Later on Tuesday (before 10am) another explosion followed by fire was reported for one of the reactors that was not operational at the time of the earthquake (Daiichi #4). This is considerably more worrisome because the heat output of fuel from a reactor shut down months earlier should require a lot less cooling than recently shut down reactors. So this event indicates that cooling for all six reactors at Daiichi may have failed, and the remaining two reactors (#5, 6) may be at risk. The reactors at Daini might still be at risk, although the management has previously indicated the cooling problems (for Daini #1, 2, 4) were less severe. Apparently the regular cooling pumps were reinstated by Monday and all Daini reactors are considered out of risk. The authorities have not been clear about whether any of these other shut down reactors (Daiichi #4-6) (or their storage pools, see below) were being cooled by standard pumps or by emergency seawater.

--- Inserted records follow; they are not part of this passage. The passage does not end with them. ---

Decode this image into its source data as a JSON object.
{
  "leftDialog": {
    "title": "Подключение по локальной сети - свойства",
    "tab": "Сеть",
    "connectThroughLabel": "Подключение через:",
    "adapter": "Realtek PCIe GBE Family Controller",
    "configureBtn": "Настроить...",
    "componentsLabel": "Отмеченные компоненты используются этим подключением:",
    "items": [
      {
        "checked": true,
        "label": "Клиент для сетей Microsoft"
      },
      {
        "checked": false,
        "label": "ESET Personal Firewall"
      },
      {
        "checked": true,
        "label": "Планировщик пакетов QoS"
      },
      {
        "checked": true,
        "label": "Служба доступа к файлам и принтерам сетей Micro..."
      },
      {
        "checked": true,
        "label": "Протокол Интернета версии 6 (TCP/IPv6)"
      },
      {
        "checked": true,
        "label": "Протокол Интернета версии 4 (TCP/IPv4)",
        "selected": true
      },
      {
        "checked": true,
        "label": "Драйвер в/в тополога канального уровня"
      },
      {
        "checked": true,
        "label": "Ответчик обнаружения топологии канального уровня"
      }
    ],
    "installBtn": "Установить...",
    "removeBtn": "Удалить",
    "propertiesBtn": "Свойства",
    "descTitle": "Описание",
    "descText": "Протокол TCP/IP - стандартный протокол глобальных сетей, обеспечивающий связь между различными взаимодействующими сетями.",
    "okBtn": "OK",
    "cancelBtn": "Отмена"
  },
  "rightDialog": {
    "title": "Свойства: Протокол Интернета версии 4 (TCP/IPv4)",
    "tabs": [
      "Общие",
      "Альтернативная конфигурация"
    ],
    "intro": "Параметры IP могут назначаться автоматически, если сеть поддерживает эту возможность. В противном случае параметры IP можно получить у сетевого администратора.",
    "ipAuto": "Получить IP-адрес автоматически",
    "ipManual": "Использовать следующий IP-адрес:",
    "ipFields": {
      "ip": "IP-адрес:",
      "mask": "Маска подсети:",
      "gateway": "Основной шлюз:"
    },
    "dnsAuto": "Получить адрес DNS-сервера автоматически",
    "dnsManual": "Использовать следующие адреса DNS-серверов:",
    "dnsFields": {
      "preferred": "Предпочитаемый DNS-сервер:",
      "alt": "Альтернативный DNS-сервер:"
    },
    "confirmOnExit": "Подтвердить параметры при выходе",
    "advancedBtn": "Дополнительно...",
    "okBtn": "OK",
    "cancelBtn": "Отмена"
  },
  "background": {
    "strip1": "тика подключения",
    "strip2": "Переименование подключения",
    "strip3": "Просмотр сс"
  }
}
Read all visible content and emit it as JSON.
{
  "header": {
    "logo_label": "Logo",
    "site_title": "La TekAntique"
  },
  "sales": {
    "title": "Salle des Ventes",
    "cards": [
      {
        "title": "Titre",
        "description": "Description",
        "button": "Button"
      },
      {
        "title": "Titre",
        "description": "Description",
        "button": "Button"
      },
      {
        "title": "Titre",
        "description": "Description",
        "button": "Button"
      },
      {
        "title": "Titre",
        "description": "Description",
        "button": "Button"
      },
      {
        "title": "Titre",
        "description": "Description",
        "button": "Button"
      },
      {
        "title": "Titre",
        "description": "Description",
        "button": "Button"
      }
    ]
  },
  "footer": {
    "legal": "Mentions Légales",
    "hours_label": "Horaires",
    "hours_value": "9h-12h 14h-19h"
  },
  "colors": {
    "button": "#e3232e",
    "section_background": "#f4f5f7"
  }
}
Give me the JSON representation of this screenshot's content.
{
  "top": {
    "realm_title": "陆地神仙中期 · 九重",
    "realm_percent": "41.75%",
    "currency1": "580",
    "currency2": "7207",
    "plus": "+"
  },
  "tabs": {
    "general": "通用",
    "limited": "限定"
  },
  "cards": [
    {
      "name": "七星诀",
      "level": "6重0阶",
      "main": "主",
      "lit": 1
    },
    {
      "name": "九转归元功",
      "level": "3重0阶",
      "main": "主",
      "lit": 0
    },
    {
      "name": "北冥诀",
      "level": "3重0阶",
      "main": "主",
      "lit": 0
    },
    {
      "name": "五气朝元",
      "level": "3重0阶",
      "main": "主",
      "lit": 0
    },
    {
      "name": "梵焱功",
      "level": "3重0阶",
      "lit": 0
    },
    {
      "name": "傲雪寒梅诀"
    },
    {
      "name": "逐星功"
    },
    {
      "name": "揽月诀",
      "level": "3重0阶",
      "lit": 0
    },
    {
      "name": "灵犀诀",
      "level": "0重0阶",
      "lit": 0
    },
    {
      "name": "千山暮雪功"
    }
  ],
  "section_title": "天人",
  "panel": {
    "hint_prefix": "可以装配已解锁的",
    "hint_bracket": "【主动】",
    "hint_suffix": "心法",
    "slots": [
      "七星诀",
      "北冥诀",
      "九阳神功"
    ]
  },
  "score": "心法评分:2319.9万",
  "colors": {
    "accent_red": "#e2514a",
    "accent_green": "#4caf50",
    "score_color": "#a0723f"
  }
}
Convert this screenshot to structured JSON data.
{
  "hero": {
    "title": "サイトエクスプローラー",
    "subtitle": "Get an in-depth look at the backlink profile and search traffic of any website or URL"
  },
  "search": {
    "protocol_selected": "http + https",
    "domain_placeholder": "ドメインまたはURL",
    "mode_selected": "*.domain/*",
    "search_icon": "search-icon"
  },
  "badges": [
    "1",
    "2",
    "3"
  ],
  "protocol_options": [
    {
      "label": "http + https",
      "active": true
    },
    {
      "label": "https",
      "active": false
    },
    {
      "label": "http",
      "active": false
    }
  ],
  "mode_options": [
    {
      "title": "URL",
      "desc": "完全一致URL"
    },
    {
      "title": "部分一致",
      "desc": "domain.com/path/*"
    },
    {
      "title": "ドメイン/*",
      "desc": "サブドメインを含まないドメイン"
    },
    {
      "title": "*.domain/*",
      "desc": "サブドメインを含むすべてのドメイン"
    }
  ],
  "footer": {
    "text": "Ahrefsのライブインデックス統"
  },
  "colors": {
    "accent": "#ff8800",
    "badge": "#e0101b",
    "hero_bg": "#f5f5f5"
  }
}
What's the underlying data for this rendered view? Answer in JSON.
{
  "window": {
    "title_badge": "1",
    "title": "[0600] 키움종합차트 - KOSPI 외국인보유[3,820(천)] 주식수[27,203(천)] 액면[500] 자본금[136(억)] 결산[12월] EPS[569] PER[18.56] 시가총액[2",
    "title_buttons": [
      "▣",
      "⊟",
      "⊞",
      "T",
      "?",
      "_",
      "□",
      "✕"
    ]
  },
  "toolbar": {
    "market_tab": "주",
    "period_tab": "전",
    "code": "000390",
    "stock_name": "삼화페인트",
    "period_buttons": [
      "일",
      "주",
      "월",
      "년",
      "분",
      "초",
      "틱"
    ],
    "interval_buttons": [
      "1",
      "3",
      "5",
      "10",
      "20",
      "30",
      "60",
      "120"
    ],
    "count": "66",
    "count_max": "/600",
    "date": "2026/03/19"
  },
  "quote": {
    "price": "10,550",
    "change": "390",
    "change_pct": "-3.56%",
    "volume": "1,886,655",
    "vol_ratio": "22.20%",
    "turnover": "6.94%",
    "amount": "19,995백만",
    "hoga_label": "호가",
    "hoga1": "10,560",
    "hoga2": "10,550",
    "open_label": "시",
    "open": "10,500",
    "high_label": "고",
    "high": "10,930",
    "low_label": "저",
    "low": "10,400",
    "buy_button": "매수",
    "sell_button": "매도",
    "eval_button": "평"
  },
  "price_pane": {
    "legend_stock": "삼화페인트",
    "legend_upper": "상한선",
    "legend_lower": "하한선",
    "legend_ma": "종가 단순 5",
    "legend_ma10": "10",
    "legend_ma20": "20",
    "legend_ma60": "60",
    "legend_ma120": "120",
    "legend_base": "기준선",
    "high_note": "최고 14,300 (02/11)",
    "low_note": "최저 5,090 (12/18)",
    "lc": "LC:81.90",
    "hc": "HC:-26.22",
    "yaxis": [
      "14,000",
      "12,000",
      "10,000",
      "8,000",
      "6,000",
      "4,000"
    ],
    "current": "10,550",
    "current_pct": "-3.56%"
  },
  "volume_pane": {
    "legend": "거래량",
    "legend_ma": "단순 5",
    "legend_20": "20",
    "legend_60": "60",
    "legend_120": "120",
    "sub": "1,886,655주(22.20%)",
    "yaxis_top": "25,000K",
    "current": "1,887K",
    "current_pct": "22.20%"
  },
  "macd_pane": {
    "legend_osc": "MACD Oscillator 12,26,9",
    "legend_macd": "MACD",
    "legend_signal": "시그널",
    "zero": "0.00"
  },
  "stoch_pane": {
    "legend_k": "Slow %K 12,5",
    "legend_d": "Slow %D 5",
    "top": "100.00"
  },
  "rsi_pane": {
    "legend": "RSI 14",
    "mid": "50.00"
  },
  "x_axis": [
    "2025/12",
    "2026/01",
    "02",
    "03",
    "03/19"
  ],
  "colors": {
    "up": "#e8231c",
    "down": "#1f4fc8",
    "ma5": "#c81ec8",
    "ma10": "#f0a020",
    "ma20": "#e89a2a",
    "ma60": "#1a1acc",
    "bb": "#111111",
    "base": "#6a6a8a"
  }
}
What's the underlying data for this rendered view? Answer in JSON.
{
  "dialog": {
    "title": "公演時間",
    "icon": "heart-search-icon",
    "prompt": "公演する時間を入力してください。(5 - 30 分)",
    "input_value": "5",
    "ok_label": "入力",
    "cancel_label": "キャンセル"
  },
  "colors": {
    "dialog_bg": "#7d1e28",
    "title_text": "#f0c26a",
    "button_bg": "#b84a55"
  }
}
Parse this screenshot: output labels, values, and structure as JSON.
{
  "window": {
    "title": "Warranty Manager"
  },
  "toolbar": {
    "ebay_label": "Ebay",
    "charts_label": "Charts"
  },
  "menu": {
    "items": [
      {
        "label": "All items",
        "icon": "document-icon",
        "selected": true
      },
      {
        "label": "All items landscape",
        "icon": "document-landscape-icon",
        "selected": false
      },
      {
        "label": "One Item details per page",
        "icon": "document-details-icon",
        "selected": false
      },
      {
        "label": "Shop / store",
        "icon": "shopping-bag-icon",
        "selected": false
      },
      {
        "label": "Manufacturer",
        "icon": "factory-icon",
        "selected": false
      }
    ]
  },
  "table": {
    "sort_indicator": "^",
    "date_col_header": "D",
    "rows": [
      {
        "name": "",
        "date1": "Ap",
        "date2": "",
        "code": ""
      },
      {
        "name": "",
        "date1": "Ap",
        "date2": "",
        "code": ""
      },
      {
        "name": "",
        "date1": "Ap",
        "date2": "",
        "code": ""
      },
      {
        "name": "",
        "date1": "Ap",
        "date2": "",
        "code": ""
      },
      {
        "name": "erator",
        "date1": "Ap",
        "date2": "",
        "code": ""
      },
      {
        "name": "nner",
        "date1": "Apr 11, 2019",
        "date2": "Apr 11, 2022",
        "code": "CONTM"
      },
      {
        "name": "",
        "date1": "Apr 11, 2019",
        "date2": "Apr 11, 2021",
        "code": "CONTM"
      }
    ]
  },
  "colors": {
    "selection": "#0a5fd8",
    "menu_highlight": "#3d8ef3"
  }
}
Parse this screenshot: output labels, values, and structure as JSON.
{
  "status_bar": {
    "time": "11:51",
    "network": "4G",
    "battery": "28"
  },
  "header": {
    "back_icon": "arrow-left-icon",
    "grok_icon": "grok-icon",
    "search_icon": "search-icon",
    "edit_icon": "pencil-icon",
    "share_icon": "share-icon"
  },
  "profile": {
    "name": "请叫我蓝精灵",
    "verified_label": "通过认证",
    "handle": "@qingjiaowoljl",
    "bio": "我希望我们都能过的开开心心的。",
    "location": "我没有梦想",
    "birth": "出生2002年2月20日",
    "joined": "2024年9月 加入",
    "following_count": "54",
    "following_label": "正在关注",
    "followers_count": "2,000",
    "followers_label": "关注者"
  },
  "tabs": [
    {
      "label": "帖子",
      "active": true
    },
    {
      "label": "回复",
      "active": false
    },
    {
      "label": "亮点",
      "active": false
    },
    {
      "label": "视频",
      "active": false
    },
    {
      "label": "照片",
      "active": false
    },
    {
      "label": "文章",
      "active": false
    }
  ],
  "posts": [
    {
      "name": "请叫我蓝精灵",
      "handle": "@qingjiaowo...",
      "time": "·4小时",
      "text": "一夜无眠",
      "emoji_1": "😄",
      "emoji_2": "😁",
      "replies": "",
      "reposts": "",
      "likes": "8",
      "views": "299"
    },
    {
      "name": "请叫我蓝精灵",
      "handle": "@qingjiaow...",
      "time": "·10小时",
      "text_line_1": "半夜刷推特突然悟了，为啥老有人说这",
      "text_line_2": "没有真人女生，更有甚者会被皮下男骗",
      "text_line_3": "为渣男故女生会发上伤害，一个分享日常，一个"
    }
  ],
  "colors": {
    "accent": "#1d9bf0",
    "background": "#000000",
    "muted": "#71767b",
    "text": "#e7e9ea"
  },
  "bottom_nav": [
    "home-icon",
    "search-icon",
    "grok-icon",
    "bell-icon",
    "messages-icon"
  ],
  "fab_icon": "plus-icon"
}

This most recent fire is now reported by the New York Times to be in a temporary storage pool for reactor #4 to which the fuel had been transferred while maintenance is performed. This pool is not like the 15-metre deep permanent storage pools discussed above but much smaller ones near the top of each reactor. It explains why the contamination issue is very grave, because these open-air fires release more dangerous radioactivity and the work site becomes an extremely dangerous place for the workers. Most staff have been evacuated leaving a small crew of 50 to fight the fire and keep the sea water cooling of all reactors (and presumably storage pools). The radioactivity is released by such fires and wafted by the fire to high altitudes where it can be distributed over long distances. The precedent of the KK accident and the apparent simplicity of topping up the storage pools suggest that there is likely to be unexplained complications such as leaks in the pools, possibly from the explosions in the adjoining reactors.
This latest development appears to be a replay of the events of the 2007 Kashiwazaki-Kariwa accident.